Ezrin share writing credits on eight of the album’s ten songs. Bringing Ezrin on board helped push the band members to new levels both as musicians and songwriters. “Every one of them were punching above their weight class on Destroyer. This was really a huge leap forward for all of them. Gene's bass playing was so impressive on Destroyer; it was really reaching beyond what he had ever played before. And he practiced and practiced. And Ace's guitar playing was so much more controlled and lyrical. And Paul's [guitar playing] too -- you know, I think Paul always had a lyrical style, he just didn't have as much of an outlet in some of the older stuff. Paul's vocals - I think he grew up as a singer at the moment we were doing Destroyer, said Ezrin during an interview with KissFAQ.

Destroyer contain some of Kiss’ biggest songs and live favorites.
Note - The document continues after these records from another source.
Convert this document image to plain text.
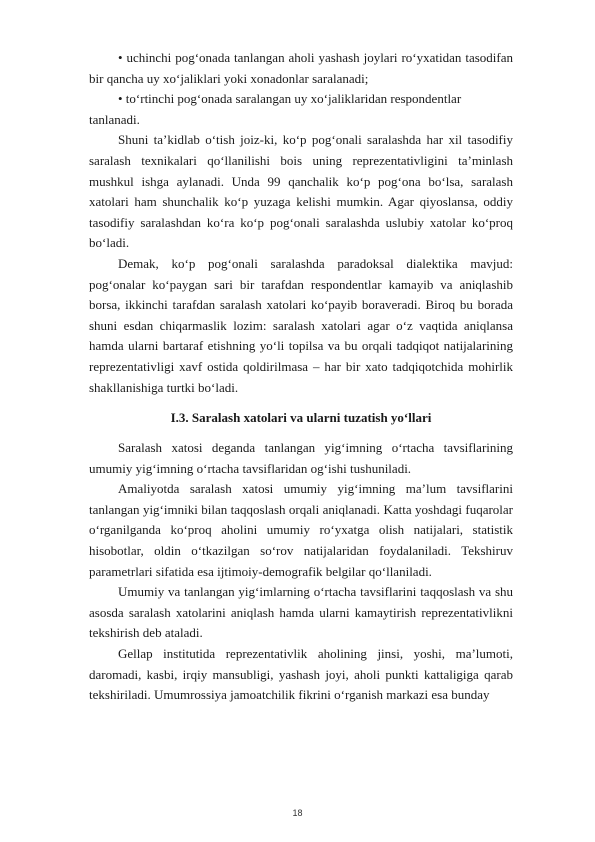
• uchinchi pog‘onada tanlangan aholi yashash joylari ro‘yxatidan tasodifan bir qancha uy xo‘jaliklari yoki xonadonlar saralanadi;

• to‘rtinchi pog‘onada saralangan uy xo‘jaliklaridan respondentlar tanlanadi.

Shuni ta’kidlab o‘tish joiz-ki, ko‘p pog‘onali saralashda har xil tasodifiy saralash texnikalari qo‘llanilishi bois uning reprezentativligini ta’minlash mushkul ishga aylanadi. Unda 99 qanchalik ko‘p pog‘ona bo‘lsa, saralash xatolari ham shunchalik ko‘p yuzaga kelishi mumkin. Agar qiyoslansa, oddiy tasodifiy saralashdan ko‘ra ko‘p pog‘onali saralashda uslubiy xatolar ko‘proq bo‘ladi.

Demak, ko‘p pog‘onali saralashda paradoksal dialektika mavjud: pog‘onalar ko‘paygan sari bir tarafdan respondentlar kamayib va aniqlashib borsa, ikkinchi tarafdan saralash xatolari ko‘payib boraveradi. Biroq bu borada shuni esdan chiqarmaslik lozim: saralash xatolari agar o‘z vaqtida aniqlansa hamda ularni bartaraf etishning yo‘li topilsa va bu orqali tadqiqot natijalarining reprezentativligi xavf ostida qoldirilmasa – har bir xato tadqiqotchida mohirlik shakllanishiga turtki bo‘ladi.

I.3. Saralash xatolari va ularni tuzatish yo‘llari

Saralash xatosi deganda tanlangan yig‘imning o‘rtacha tavsiflarining umumiy yig‘imning o‘rtacha tavsiflaridan og‘ishi tushuniladi.

Amaliyotda saralash xatosi umumiy yig‘imning ma’lum tavsiflarini tanlangan yig‘imniki bilan taqqoslash orqali aniqlanadi. Katta yoshdagi fuqarolar o‘rganilganda ko‘proq aholini umumiy ro‘yxatga olish natijalari, statistik hisobotlar, oldin o‘tkazilgan so‘rov natijalaridan foydalaniladi. Tekshiruv parametrlari sifatida esa ijtimoiy-demografik belgilar qo‘llaniladi.

Umumiy va tanlangan yig‘imlarning o‘rtacha tavsiflarini taqqoslash va shu asosda saralash xatolarini aniqlash hamda ularni kamaytirish reprezentativlikni tekshirish deb ataladi.

Gellap institutida reprezentativlik aholining jinsi, yoshi, ma’lumoti, daromadi, kasbi, irqiy mansubligi, yashash joyi, aholi punkti kattaligiga qarab tekshiriladi. Umumrossiya jamoatchilik fikrini o‘rganish markazi esa bunday

18
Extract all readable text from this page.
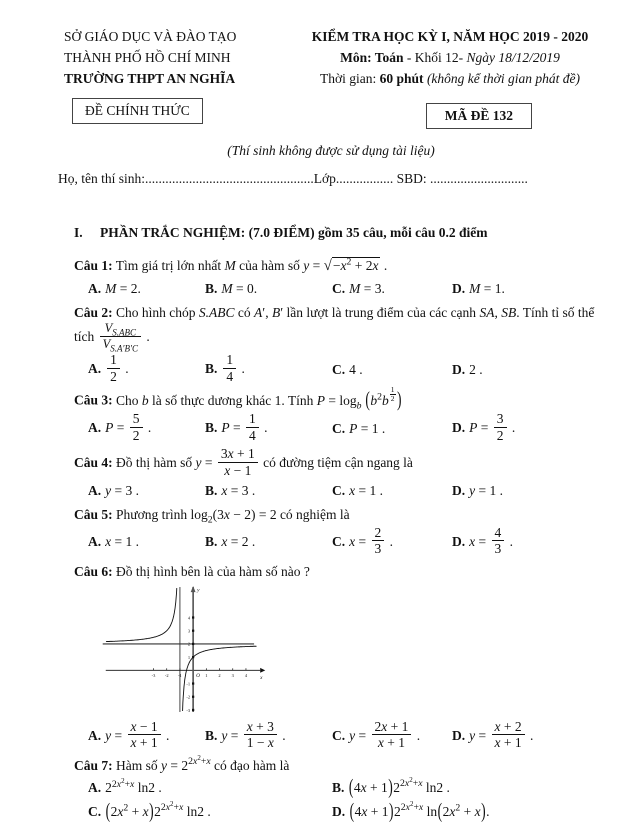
SỞ GIÁO DỤC VÀ ĐÀO TẠO
THÀNH PHỐ HỒ CHÍ MINH
TRƯỜNG THPT AN NGHĨA
ĐỀ CHÍNH THỨC
KIỂM TRA HỌC KỲ I, NĂM HỌC 2019 - 2020
Môn: Toán - Khối 12- Ngày 18/12/2019
Thời gian: 60 phút (không kể thời gian phát đề)
MÃ ĐỀ 132
(Thí sinh không được sử dụng tài liệu)
Họ, tên thí sinh:..................................................Lớp................. SBD: .............................
I. PHẦN TRẮC NGHIỆM: (7.0 ĐIỂM) gồm 35 câu, mỗi câu 0.2 điểm
Câu 1: Tìm giá trị lớn nhất M của hàm số $y = √-x^2 + 2x$ .
A. M = 2.	B. M = 0.	C. M = 3.	D. M = 1.
Câu 2: Cho hình chóp S.ABC có A′, B′ lần lượt là trung điểm của các cạnh SA, SB. Tính tỉ số thể tích
$V_{S.ABC}$
$V_{S.A'B'C}$
.
A. $\frac{1}{2}$ .	B. $\frac{1}{4}$ .	C. 4 .	D. 2 .
Câu 3: Cho b là số thực dương khác 1. Tính $P = \log_b (b^2b$ $^{\frac{1}{2}}$ )
A. $P = \frac{5}{2}$ .	B. $P = \frac{1}{4}$ .	C. P = 1 .	D. $P = \frac{3}{2}$ .
Câu 4: Đồ thị hàm số $y = \frac{3x + 1}{x - 1}$ có đường tiệm cận ngang là
A. y = 3 .	B. x = 3 .	C. x = 1 .	D. y = 1 .
Câu 5: Phương trình $\log_2(3x - 2) = 2$ có nghiệm là
A. x = 1 .	B. x = 2 .	C. $x = \frac{2}{3}$ .	D. $x = \frac{4}{3}$ .
Câu 6: Đồ thị hình bên là của hàm số nào ?
-3 -2 -1	1 2 3 4
-3
-2
-1
1
2
3
4
O	x
y
A. $y = \frac{x - 1}{x + 1}$ .	B. $y = \frac{x + 3}{1 - x}$ .	C. $y = \frac{2x + 1}{x + 1}$ .	D. $y = \frac{x + 2}{x + 1}$ .
Câu 7: Hàm số $y = 2^{2x^2+x}$ có đạo hàm là
A. $2^{2x^2+x}$ ln2 .	B. $(4x + 1)2^{2x^2+x}$ ln2 .
C. $(2x^2 + x)2^{2x^2+x}$ ln2 .	D. $(4x + 1)2^{2x^2+x}$ $\ln(2x^2 + x)$.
The Stanley-penned but Simmons-sung “God of Thunder” is certainly the one song I wait for every time I go to a Kiss show! An anecdote about that song is that the kids you hear in the intro are actually Ezrin’s sons.

Ezrin was able to experiment quite a bit in the studio, helping the band create some of their most ambitious songs ever, like for example “Great Expectations.” The song, which Gene Simmons says was written on bass, uses orchestrations borrowed from Beethoven, and a children’s choir (the Brooklyn Boys Choir).